Now that you’re ready to do this right, let’s get started. You’ll need a few things in order to prepare your meat, the first of which being a reliable heat source that uses bone fide fire to cook. This is critical, if you don’t have one, you’re going to end up eating an unavoidably raw steak. While tartare can be quite scrumptious, eating a giant slab of uncooked meat doesn’t sound like the best idea, for taste reasons as well as for your good health. Some will say, “You can use your stove!” To that we say you have no idea what you’re saying – shh. This is about a connection to the earth and her fruits, people! Find some fire! But, don’t cook anything that’s not supposed to be cooked. Just because we’re getting back to our roots doesn’t mean we have to forget fire safety.
Okay, so you’ve got some fire. Now you need some prime grade meat for optimal tenderness, juiciness, and flavor. If you can avoid it, don’t go to any chain store to buy something wrapped in plastic. Start going door to door until you find someone with multiple freezers full of different cuts wrapped in white butcher paper. According to un-validated statistics, you shouldn’t have to knock on more than four doors in either direction before you find someone who has a couple freezers full of delicious red meat. Once you find that person, invite them to accompany you on your quest. Be real, you know everyone who lives within a 5-mile radius, their siblings, and whose uncle their mom went to prom with, don’t make it awkward.

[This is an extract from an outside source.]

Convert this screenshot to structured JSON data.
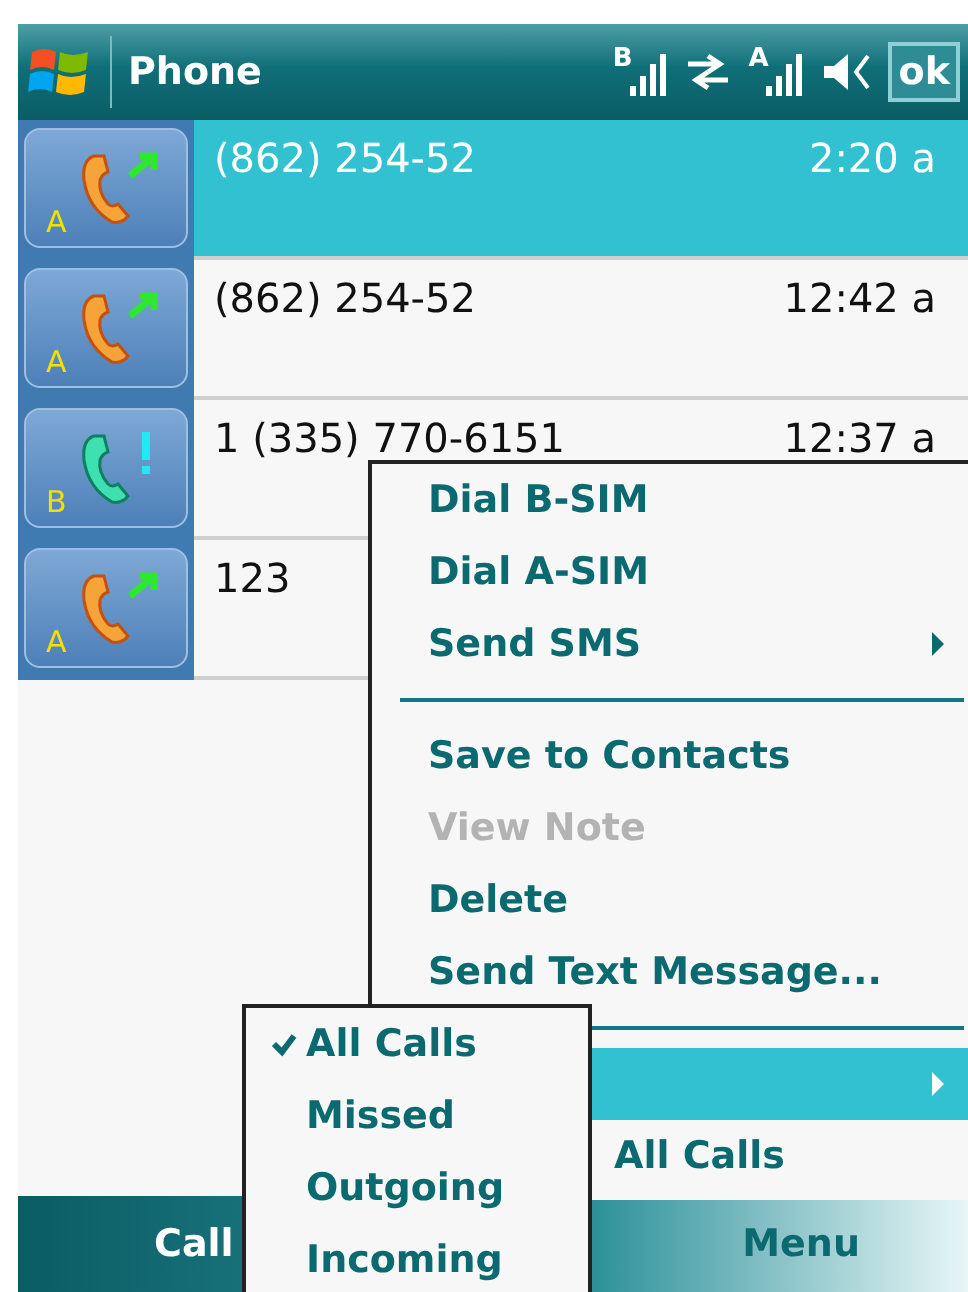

Of course, there is the slight possibility that you live too far away from anyone to find someone to go with you. If that’s the case, rip off your shirt, fluff up your chest hair, and fashion yourself a spear. Go wrangle up a bovine and procure your supper the old fashioned way. Best of luck meat sojourner, best of luck.
At this point, all you really need to do is get you a fine lookin’ steed and mount up. Swing your leg over that saddle and ride, steak in one hand, reins in the other. Ride until the sun kisses the jagged horizon, jump off, stretch your legs, start up a fire, cook your steak, and enjoy.